Hampir seperti skripsi hubungan internasional.
Isinya lengkap:
• perasaan
• konteks
• analisis
• kemungkinan solusi
• bahkan penutup yang elegan
Aku kirim dengan keyakinan akademik dan cinta bersamaan.
Beberapa menit kemudian…
Rita membalas:
“Oke.”
⸻
Bab I: Keruntuhan Peradaban
“Oke.”
Tiga huruf.
Tiga karakter jika menghitung titik yang tak terlihat.

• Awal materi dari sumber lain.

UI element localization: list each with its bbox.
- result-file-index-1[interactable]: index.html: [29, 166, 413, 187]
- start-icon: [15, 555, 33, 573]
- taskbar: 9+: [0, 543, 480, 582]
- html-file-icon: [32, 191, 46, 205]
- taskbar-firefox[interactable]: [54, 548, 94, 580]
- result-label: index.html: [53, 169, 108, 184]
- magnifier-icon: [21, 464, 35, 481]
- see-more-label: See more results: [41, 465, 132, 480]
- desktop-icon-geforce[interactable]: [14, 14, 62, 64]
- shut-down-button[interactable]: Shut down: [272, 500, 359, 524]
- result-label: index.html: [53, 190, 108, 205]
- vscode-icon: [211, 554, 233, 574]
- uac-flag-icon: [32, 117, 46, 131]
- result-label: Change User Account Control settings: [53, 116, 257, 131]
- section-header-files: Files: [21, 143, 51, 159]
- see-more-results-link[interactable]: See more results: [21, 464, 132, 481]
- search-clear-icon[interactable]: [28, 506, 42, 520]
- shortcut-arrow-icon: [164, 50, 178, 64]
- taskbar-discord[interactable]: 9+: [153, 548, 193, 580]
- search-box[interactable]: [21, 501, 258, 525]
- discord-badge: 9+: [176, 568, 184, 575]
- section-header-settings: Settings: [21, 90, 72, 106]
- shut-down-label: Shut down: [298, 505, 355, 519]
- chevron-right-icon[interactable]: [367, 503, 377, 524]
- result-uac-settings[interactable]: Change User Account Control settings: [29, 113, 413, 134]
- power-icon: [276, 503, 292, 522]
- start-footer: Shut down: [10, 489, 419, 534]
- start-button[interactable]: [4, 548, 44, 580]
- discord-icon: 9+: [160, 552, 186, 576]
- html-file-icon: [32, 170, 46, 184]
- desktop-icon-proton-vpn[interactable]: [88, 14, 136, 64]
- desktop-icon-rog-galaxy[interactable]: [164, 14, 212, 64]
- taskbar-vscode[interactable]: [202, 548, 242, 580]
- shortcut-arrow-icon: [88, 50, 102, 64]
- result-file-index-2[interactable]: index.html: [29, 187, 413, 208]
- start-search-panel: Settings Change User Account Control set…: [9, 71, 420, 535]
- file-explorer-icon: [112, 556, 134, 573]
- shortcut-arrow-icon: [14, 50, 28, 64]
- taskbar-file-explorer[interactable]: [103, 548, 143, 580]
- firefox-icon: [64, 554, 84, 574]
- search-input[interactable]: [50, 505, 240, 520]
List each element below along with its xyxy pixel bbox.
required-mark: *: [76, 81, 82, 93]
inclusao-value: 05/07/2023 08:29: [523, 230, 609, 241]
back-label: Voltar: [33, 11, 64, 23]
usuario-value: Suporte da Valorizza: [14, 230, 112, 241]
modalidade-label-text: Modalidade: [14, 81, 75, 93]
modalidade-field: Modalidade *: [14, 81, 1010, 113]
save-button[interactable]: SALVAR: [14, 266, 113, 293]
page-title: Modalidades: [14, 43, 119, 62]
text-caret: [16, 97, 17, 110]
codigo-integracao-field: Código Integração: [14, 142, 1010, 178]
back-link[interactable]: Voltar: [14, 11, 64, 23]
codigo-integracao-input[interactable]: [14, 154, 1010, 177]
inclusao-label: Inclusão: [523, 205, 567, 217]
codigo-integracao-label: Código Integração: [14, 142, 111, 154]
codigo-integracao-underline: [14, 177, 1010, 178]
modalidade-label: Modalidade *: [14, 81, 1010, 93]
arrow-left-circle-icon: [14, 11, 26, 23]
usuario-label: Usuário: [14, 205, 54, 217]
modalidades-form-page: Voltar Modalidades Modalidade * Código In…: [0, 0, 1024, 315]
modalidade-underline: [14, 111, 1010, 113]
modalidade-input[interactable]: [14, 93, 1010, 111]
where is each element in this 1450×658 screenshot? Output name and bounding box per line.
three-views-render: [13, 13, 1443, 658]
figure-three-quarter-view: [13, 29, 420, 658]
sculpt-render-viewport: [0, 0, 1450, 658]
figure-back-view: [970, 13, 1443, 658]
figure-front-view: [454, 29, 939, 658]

Aku membaca ulang pesanku.
Lalu membaca “oke” itu lagi.
Aku berpikir:
• Oke marah?
• Oke netral?
• Oke pasrah?
• Oke sinis?
• Oke capek?
• Oke dingin?
• Oke versi kapitalisme akhir zaman?
Satu kata berubah menjadi labirin semiotika.
⸻
Bab II: Interpretasi Akademik Berlebihan
Aku mulai menganalisis seperti dosen filsafat bahasa:
“Oke” bisa berarti:
• persetujuan minimal
• penolakan halus
• akhir percakapan
• tanda lelah sosial
• autopilot komunikasi
Atau…
kamu cuma bilang oke.
Tapi otak manusia tidak suka penjelasan sederhana.
⸻
Bab III: Reaksi Tidak Perlu
Aku balas:
“Oke doang?”
Kamu:
“Iya.”
SELESAI.
Percakapan mati seperti modem 2003.
⸻
Bab IV: Plot Twist
Beberapa saat kemudian kamu kirim:
“Aku lagi makan tadi, tanganku kotor.”
Seluruh teori runtuh.
Semiotika hancur.
Filsafat bahasa bubar.
Perasaan kembali normal.
⸻
Epilog
Aku belajar satu hal penting hari itu:
Kadang “oke” hanyalah “oke”.
Bukan kode rahasia hubungan manusia.
Dan sejak itu…
aku tidak pernah memercayai otakku sendiri
ketika membaca balasan pendek.
⸻
📌 Kesimpulan ilmiah hubungan digital:
Balasan pendek adalah bahan bakar overthinking.
Dan imajinasi manusia selalu lebih dramatis daripada kenyataan.